Driving while ‘intexticated’
Despite the alleged dangers of cell phone use while driving, techno-savvy people are still punching those buttons while behind the wheel.
That usage includes “intexticated” drivers, a term used to liken the practice of texting and driving to driving while intoxicated.
Regardless of potential dangers, 60 percent of those aged 16 to 19 admitted to driving while texting and 49 percent of those aged 20 to 29 said the same, according to a recent report released by Vlingo, which specializes in voice recognition technology.
Vlingo surveyed nearly 5,000 online opinion panel members aged 13 and older that lived in the United States. The survey bears a statistical accuracy of plus or minus 1.41 percent for the total sample at the 95 percent confidence level, according to the release.
Those percentages come despite legislation banning driving while texting in seven states and the District of Columbia. However, the numbers could see a chilling reality following close behind.
A study by the Virginia Tech Transportation Institute suggests the risk of crash or near crash event is 23.2 times higher than non-distracted driving. The study also showed that dialing or reaching for a phone increases the risk of crashing.
“Cellphone use really promotes hands off the wheel, eyes off the road,” said Dr. Louis Hugo Francescutti, founder of the Coalition for Cellphone-Free Driving. Francescutti is also an emergency physician and graduate of the University of Alberta. The coalition was established by medical students at the U of A to raise awareness of the dangers of cell phone use.
“The only way we can do it is to have a complete cell phone ban while driving,” Francescutti said.
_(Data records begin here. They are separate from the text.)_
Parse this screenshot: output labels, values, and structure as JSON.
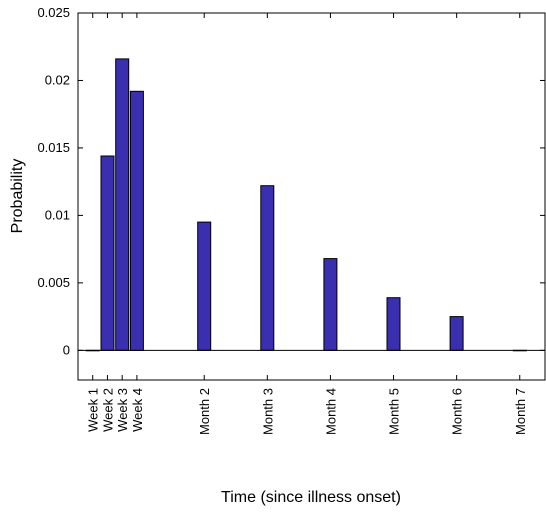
{
  "chart_data": {
    "type": "bar",
    "title": "",
    "xlabel": "Time (since illness onset)",
    "ylabel": "Probability",
    "ylim": [
      -0.0022,
      0.025
    ],
    "grid": false,
    "bar_color": "#3a2fae",
    "yticks": [
      0,
      0.005,
      0.01,
      0.015,
      0.02,
      0.025
    ],
    "ytick_labels": [
      "0",
      "0.005",
      "0.01",
      "0.015",
      "0.02",
      "0.025"
    ],
    "x_day_range": [
      0,
      222
    ],
    "categories": [
      "Week 1",
      "Week 2",
      "Week 3",
      "Week 4",
      "Month 2",
      "Month 3",
      "Month 4",
      "Month 5",
      "Month 6",
      "Month 7"
    ],
    "x_days": [
      7,
      14,
      21,
      28,
      60,
      90,
      120,
      150,
      180,
      210
    ],
    "values": [
      0.0,
      0.0144,
      0.0216,
      0.0192,
      0.0095,
      0.0122,
      0.0068,
      0.0039,
      0.0025,
      0.0
    ]
  }
}
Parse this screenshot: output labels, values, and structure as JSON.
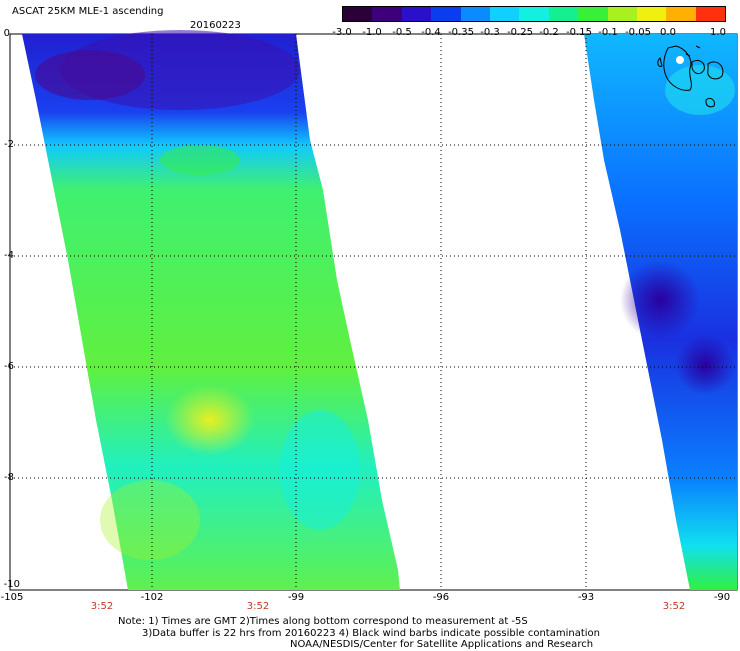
{
  "title": "ASCAT 25KM MLE-1 ascending",
  "date": "20160223",
  "colorbar": {
    "ticks": [
      "-3.0",
      "-1.0",
      "-0.5",
      "-0.4",
      "-0.35",
      "-0.3",
      "-0.25",
      "-0.2",
      "-0.15",
      "-0.1",
      "-0.05",
      "0.0",
      "1.0"
    ],
    "colors": [
      "#2a0038",
      "#3d007a",
      "#2a10c8",
      "#0a3cf0",
      "#0a8cff",
      "#10d0ff",
      "#14f0e0",
      "#14f090",
      "#38f038",
      "#a8f020",
      "#f0f010",
      "#ffb000",
      "#ff3010"
    ]
  },
  "y_axis": {
    "labels": [
      "0",
      "-2",
      "-4",
      "-6",
      "-8",
      "-10"
    ]
  },
  "x_axis": {
    "labels": [
      "-105",
      "-102",
      "-99",
      "-96",
      "-93",
      "-90"
    ]
  },
  "time_labels": [
    "3:52",
    "3:52",
    "3:52"
  ],
  "notes": {
    "line1": "Note: 1) Times are GMT 2)Times along bottom correspond to measurement at -5S",
    "line2": "3)Data buffer is 22 hrs from 20160223 4) Black wind barbs indicate possible contamination",
    "line3": "NOAA/NESDIS/Center for Satellite Applications and Research"
  }
}
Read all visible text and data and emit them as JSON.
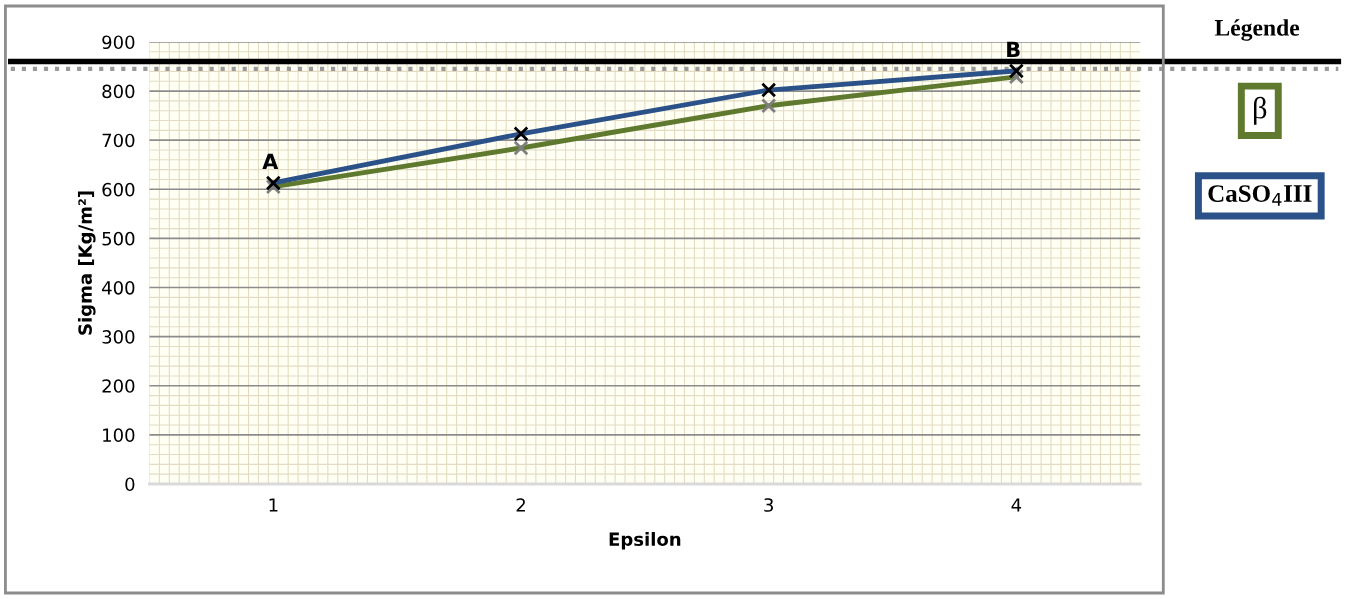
{
  "chart_data": {
    "type": "line",
    "xlabel": "Epsilon",
    "ylabel": "Sigma [Kg/m²]",
    "legend_title": "Légende",
    "categories": [
      "1",
      "2",
      "3",
      "4"
    ],
    "series": [
      {
        "name": "β",
        "color": "#5f7a2e",
        "values": [
          605,
          684,
          770,
          829
        ]
      },
      {
        "name": "CaSO$_{4}$III",
        "color": "#2b5288",
        "values": [
          613,
          713,
          802,
          841
        ]
      }
    ],
    "ylim": [
      0,
      900
    ],
    "yticks": [
      0,
      100,
      200,
      300,
      400,
      500,
      600,
      700,
      800,
      900
    ],
    "ref_lines": [
      {
        "axis": "y",
        "value": 860,
        "color": "#000000",
        "line_style": "solid"
      },
      {
        "axis": "y",
        "value": 845,
        "color": "#999999",
        "line_style": "dotted"
      }
    ],
    "annotations": [
      {
        "text": "A",
        "x": "1",
        "y": 613
      },
      {
        "text": "B",
        "x": "4",
        "y": 841
      }
    ],
    "grid": true,
    "legend": "top right",
    "marker": "cross",
    "line_style": "solid"
  }
}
Some provinces have already implemented — or are in the process of implementing —cellphone bans in vehicles including B.C. and Saskatchewan as well as Manitoba, Ontario, Quebec, Newfoundland and Labrador, and Nova Scotia.
The county of Strathcona, which is east of Edmonton, has also implemented a handheld cellphone ban as of Sept. 1.
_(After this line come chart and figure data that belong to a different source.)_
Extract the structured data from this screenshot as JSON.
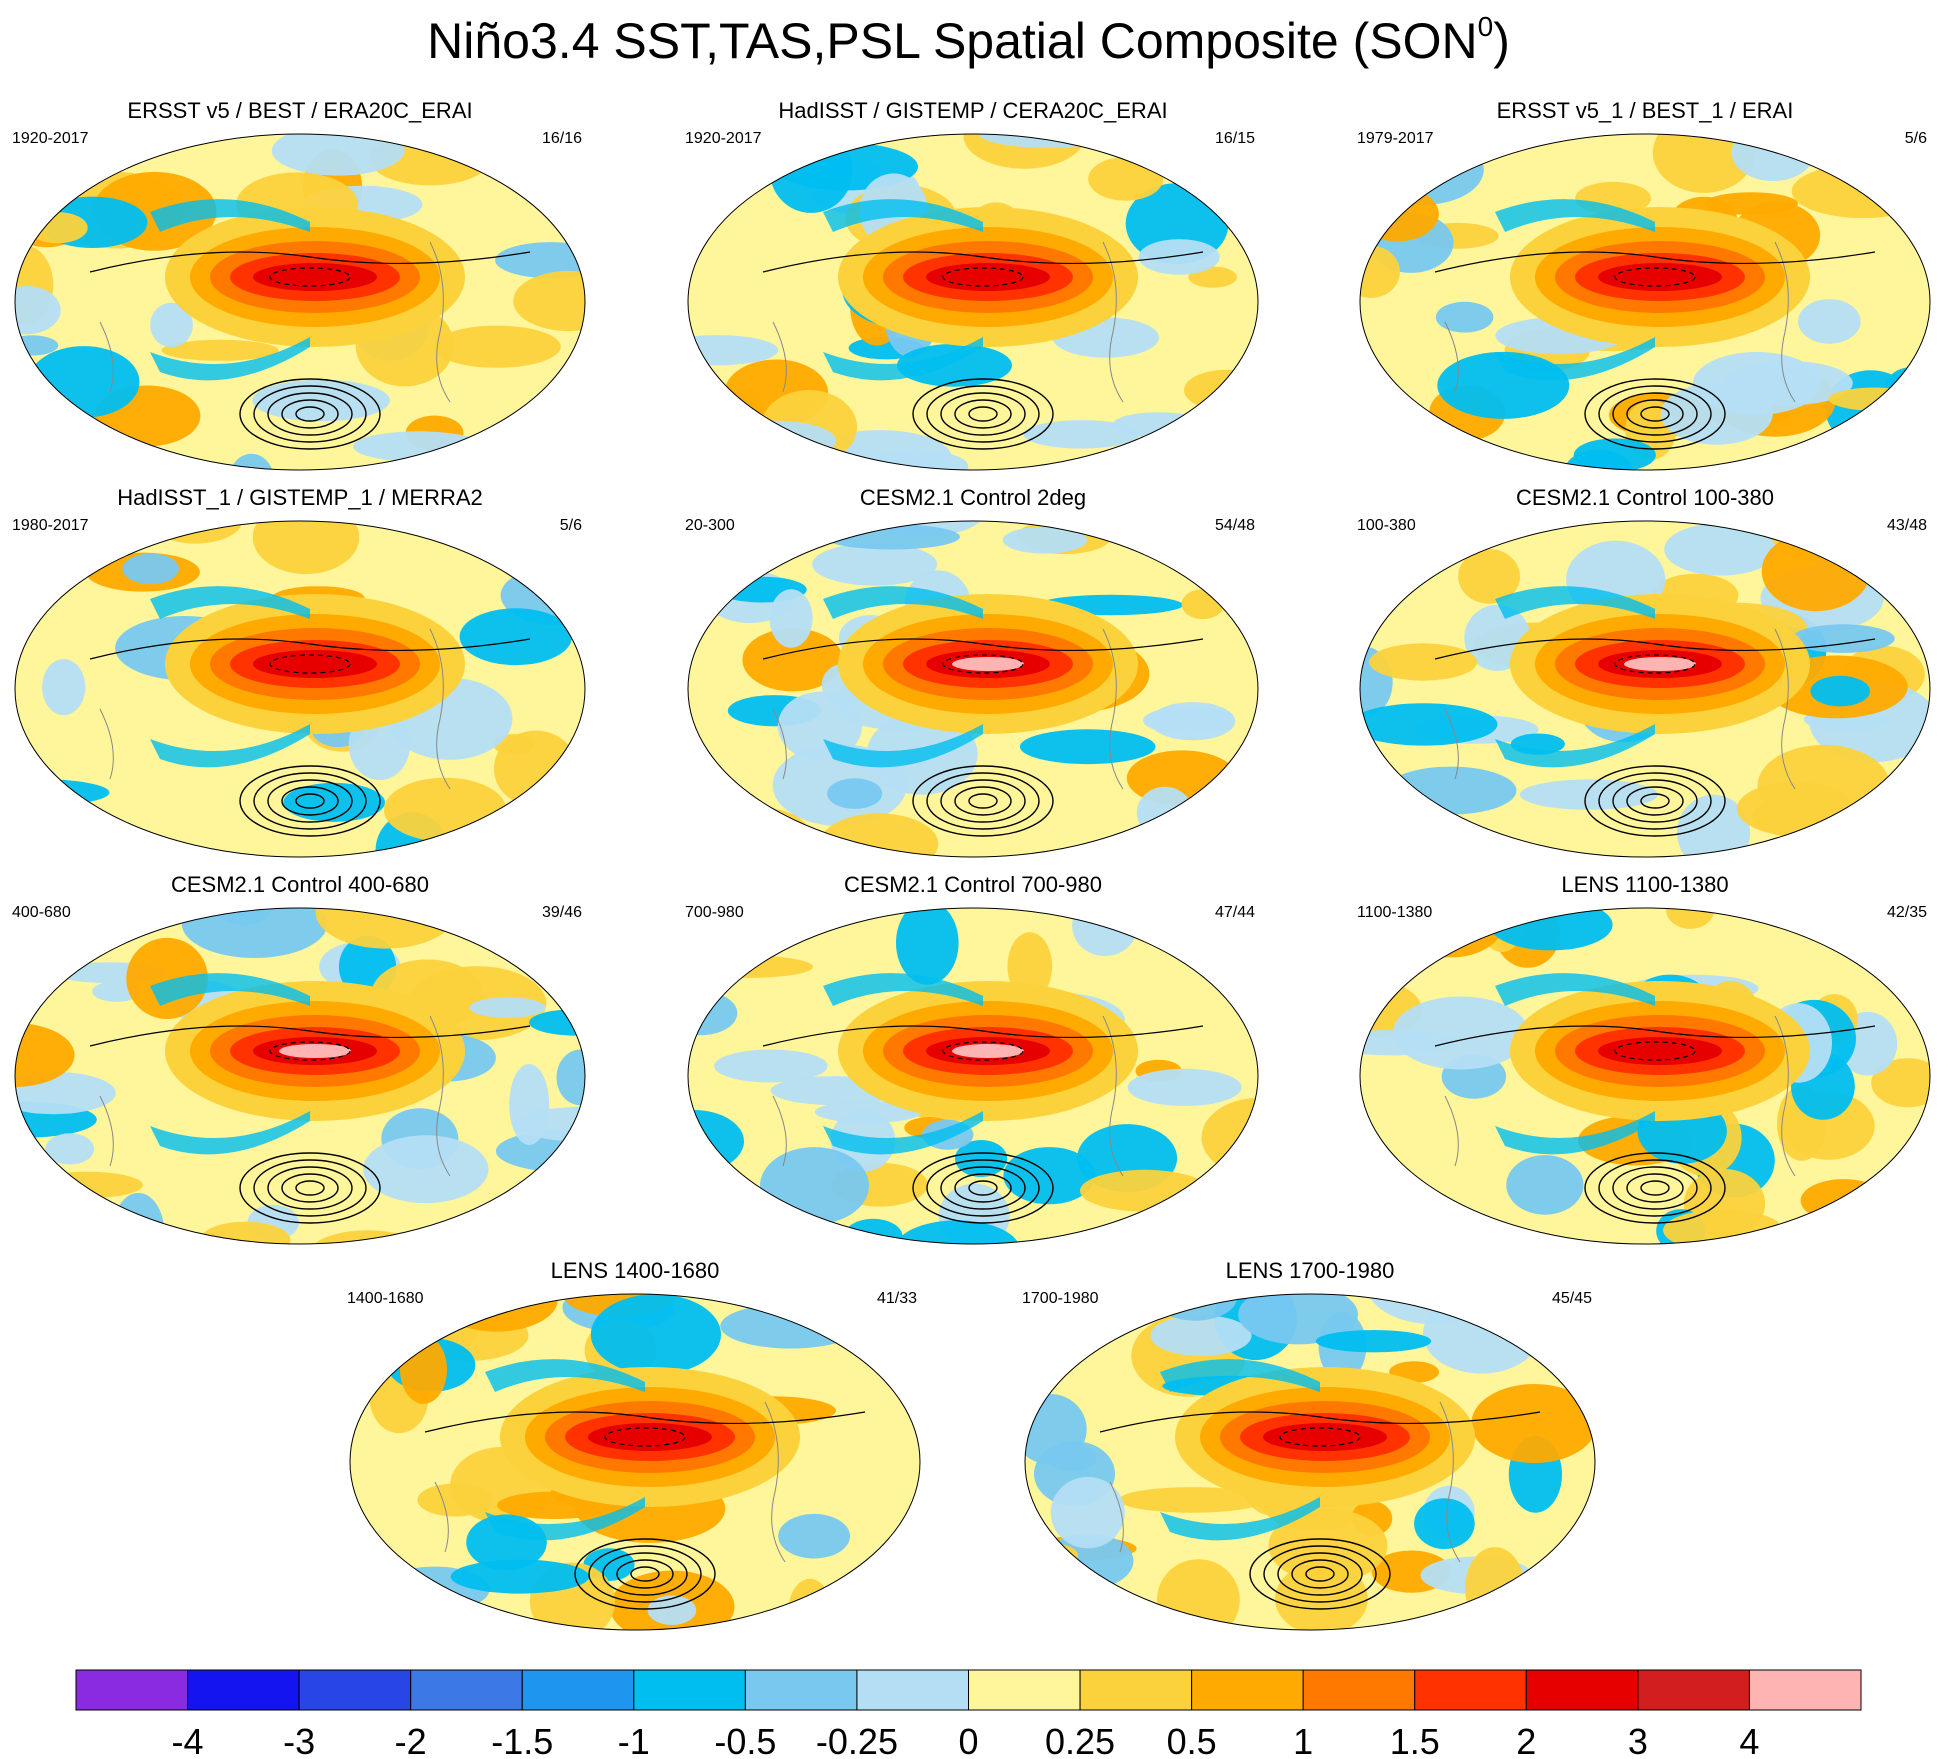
{
  "title": {
    "main": "Niño3.4 SST,TAS,PSL Spatial Composite (SON",
    "sup": "0",
    "close": ")"
  },
  "panels": [
    {
      "title": "ERSST v5 / BEST / ERA20C_ERAI",
      "left": "1920-2017",
      "right": "16/16",
      "variant": 0
    },
    {
      "title": "HadISST / GISTEMP / CERA20C_ERAI",
      "left": "1920-2017",
      "right": "16/15",
      "variant": 1
    },
    {
      "title": "ERSST v5_1 / BEST_1 / ERAI",
      "left": "1979-2017",
      "right": "5/6",
      "variant": 2
    },
    {
      "title": "HadISST_1 / GISTEMP_1 / MERRA2",
      "left": "1980-2017",
      "right": "5/6",
      "variant": 3
    },
    {
      "title": "CESM2.1 Control 2deg",
      "left": "20-300",
      "right": "54/48",
      "variant": 4
    },
    {
      "title": "CESM2.1 Control 100-380",
      "left": "100-380",
      "right": "43/48",
      "variant": 5
    },
    {
      "title": "CESM2.1 Control 400-680",
      "left": "400-680",
      "right": "39/46",
      "variant": 6
    },
    {
      "title": "CESM2.1 Control 700-980",
      "left": "700-980",
      "right": "47/44",
      "variant": 7
    },
    {
      "title": "LENS 1100-1380",
      "left": "1100-1380",
      "right": "42/35",
      "variant": 8
    },
    {
      "title": "LENS 1400-1680",
      "left": "1400-1680",
      "right": "41/33",
      "variant": 9
    },
    {
      "title": "LENS 1700-1980",
      "left": "1700-1980",
      "right": "45/45",
      "variant": 10
    }
  ],
  "colorbar": {
    "colors": [
      "#8a2be2",
      "#1414f0",
      "#2846e6",
      "#3c78e6",
      "#1e96f0",
      "#00bef0",
      "#78c8f0",
      "#b4def4",
      "#fff59a",
      "#fcd23c",
      "#ffaa00",
      "#ff7800",
      "#ff3200",
      "#e60000",
      "#d21e1e",
      "#ffb4b4"
    ],
    "labels": [
      "-4",
      "-3",
      "-2",
      "-1.5",
      "-1",
      "-0.5",
      "-0.25",
      "0",
      "0.25",
      "0.5",
      "1",
      "1.5",
      "2",
      "3",
      "4"
    ]
  }
}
However, Francescutti said he worries this may lead people to think hands-free cellphone usage is a better idea.
“They’re actually putting people in danger because they (drivers) are switching over to Bluetooth technology, when the science tells us there’s no difference,” he said.
He says the real problem lies in the conversations being carried on, though he said intextication is a word people should use more often since it’s very descriptive.
“It’s a good word — I hope it catches on,” he said. “The effects are similar if not worse.”
“I’m not sure what people are thinking when they’re doing that whole texting stuff,” said Liz Owens with the office of traffic safety in the Alberta transportation department. She said she’s seen everything from a woman applying mascara while travelling at high speeds down 50th street in Edmonton to an individual reading a book while headed full speed down Highway 2.
The province of Alberta has been debating the issue of legislation against distracted driving altogether, which could include activities such as reading, writing, performing, and personal grooming as well as cellphone usage. But what that distracted driving legislation is going to include is still up in the air.
“What it’s finally going to look like at the end of the day we don’t know, unfortunately,” Owens said.
The legislation may see itself tabled as early as the end of October.
However, Francescutti questions how spectacular that law might be.
“I suspect that, given that we have such a lax attitude around traffic safety, there probably won’t be anything earth shattering (about the law),” he said, adding Alberta was the last province to make seat belts and child restraints mandatory.
There have been questions around how to enforce the law, though he says that shouldn’t be the focus.
“That’s not the point,” he said. “You want to create it socially (so that) the norm is you’re not allowed to do it.”
The enforcement will happen, he said, but he calls the concern about enforcing the law an excuse used for not passing legislation. Focus on the message instead, he adds.
However, due to logistics, Owen says enforcement is an important part.
“Anything we implement has to be defendable in the law,” she said. “We don’t want tons of prosecutions filling up the courts.”
Currently, drivers can be fined for driving with undue care and attention, though it’s up to the officer’s discretion in many cases what undue care looks like.
“If anybody out there drives, they’ve got to realize that you can’t do it while using a cell phone,” Francescutti warns. “It’s just a matter of time before you end up in our emergency department.”